Raees’ decision to use just the second stanza of Whitman’s poem gives the text, I think, that quality of incompleteness that Tom Konyves maintains is intrinsic to each element in a true videopoem. (Read the complete poem at the Poetry Foundation website.) Another filmmaker’s take on the poem was recently deleted from Vimeo, so I’m pleased that such a fine new interpretation has appeared to take its place in the Moving Poems archive.

Bone Thinning by Beth McKinney

Xiaomiao Wang, a doctoral student at the School of Art at Texas Tech University, worked with poet Beth McKinney to make this film as part of an exemplary, interdisciplinary poetry-film initiative, JOINT: A Poetry/Video Collaboration.

In the fall of 2015, poet John Poch and video artist Alex Henery collaborated to make the video poem Sonnet on Time. This collaboration is one of the several catalysts that led to the JOINT collaboration at Texas Tech University.

Throughout the spring semester of 2016, JOINT: A Poetry/Video Collaboration engaged Texas Tech University (TTU) students of Professors John Poch and Jiawei Gong in creating collaborative works of poetry and video/film throughout the spring semester of 2016. The student pairs met individually to craft a collaborative vision and product, working collectively to study and critique the production of work by collaborating faculty, artists and students. We hope you enjoy our work.

The completed projects were screened on May 3rd at the Alamo Drafthouse Cinema to a packed house. Dr. Wyatt Phillips, assistant professor of Film & Media in the Department of English, served as juror of the videos. Having viewed all the work prior to the screening, the Juror’s award winners were announced before all the videos were screened. The Audience Choice Award, collected on ballots after the screenings, was announced the following day.

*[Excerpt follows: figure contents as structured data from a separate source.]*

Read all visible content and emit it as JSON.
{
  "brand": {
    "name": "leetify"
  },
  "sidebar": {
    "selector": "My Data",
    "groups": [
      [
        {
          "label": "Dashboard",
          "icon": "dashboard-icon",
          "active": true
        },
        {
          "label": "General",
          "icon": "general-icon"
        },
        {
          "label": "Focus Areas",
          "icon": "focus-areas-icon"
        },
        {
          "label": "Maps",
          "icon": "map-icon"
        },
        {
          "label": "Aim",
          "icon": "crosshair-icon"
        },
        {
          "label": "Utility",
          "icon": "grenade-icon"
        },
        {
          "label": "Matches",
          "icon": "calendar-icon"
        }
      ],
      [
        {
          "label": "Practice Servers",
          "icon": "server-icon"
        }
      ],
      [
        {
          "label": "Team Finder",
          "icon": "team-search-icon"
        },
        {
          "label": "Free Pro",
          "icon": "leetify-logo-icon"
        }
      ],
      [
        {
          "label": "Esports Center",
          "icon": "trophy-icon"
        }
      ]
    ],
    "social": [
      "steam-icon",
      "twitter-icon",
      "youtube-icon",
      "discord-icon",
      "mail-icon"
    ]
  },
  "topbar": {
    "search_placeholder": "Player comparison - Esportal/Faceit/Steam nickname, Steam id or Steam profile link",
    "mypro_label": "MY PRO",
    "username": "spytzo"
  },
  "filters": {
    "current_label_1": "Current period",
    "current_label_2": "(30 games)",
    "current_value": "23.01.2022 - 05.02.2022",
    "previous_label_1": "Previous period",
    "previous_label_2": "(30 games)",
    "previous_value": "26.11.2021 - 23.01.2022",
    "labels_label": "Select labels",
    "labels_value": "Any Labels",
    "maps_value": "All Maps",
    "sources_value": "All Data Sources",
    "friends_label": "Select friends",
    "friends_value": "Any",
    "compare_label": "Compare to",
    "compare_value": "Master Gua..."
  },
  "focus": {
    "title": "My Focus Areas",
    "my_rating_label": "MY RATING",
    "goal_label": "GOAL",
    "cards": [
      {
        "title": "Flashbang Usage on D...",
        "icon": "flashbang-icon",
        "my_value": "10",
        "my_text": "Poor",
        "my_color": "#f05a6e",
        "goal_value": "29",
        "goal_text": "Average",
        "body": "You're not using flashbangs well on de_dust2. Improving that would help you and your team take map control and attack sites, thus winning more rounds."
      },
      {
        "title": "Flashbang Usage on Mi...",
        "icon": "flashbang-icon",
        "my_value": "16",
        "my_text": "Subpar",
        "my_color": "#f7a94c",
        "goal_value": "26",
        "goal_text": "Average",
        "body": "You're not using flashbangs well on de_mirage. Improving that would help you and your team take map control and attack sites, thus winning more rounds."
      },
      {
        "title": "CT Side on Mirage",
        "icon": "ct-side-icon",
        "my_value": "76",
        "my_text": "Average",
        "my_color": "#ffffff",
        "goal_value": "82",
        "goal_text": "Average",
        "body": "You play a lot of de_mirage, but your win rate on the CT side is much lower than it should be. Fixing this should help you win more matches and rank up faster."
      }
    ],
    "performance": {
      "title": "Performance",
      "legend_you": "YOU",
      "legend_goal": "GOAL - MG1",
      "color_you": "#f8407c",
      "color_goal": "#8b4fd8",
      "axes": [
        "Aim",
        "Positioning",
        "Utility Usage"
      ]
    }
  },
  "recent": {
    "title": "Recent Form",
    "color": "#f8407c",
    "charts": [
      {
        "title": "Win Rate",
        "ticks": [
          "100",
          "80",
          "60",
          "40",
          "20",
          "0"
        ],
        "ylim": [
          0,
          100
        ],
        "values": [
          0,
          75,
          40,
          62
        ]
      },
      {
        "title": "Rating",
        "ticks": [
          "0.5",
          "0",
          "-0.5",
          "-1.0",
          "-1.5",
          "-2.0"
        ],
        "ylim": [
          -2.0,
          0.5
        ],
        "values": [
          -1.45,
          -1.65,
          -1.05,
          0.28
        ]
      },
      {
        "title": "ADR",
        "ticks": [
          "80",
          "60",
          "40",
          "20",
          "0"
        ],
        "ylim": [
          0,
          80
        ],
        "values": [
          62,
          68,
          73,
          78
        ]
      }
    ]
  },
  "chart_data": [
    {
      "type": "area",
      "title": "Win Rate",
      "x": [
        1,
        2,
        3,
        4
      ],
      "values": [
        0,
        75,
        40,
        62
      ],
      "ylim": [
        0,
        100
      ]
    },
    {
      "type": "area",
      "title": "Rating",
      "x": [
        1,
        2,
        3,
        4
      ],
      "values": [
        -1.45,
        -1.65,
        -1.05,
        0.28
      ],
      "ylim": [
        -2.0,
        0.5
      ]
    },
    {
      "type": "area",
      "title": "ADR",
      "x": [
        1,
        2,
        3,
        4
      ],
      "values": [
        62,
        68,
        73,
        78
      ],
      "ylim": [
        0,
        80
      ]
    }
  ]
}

And Bone Thinning was the film the audience chose. View all the films on the TTU website or the JOINT channel on Vimeo. There’s also more information about the project and the visiting artists (who included the poet Todd Boss, director of Motionpoems).

Grassland by Sarah Sloat

A Moving Poems production in which I experimented with some abstract live footage meant to evoke animation. I sourced the
text—by American poet Sarah Sloat—from The Poetry Storehouse, where I also used one of the sound recordings, a reading by poet Amy Miller, to pace the titling, but then removed it from the soundtrack.

This replaces an earlier video I made for the same poem that I was never quite happy with, because its point of departure from the text was a bit too obvious and clever for my taste. (That one never made it onto Moving Poems.) The footage this time is a clip of fiber optic tips from Beachfront B-Roll, source of some the least generic free stock footage on the web, and the soundtrack is a public-domain field recording from Freesound.org of a prairie in eastern Oregon, complete with meadowlarks.

Speaking of Freesound, they’re currently on a fundraising campaign to cover their development and maintenance costs, which I’m guessing are not insignificant. Please give if you can. They’re a great resource for filmmakers and audiophiles.

Backstory by Rachel Kessler

An author-made videopoem by Seattle-based writer and artist Rachel Kessler. Here’s the Vimeo description:

This poem, “Backstory,” first appeared in Poetry Northwest, Winter & Spring 2015 Issue. I wrote it while collaborating with visual artist Leo Saul Berk on a public art project that included a series of linked, looping palindromic story-poems about the Willamette River in Portland, OR. I shot this video in Seattle early one morning out walking my dog, Smudge, along Lake Washington.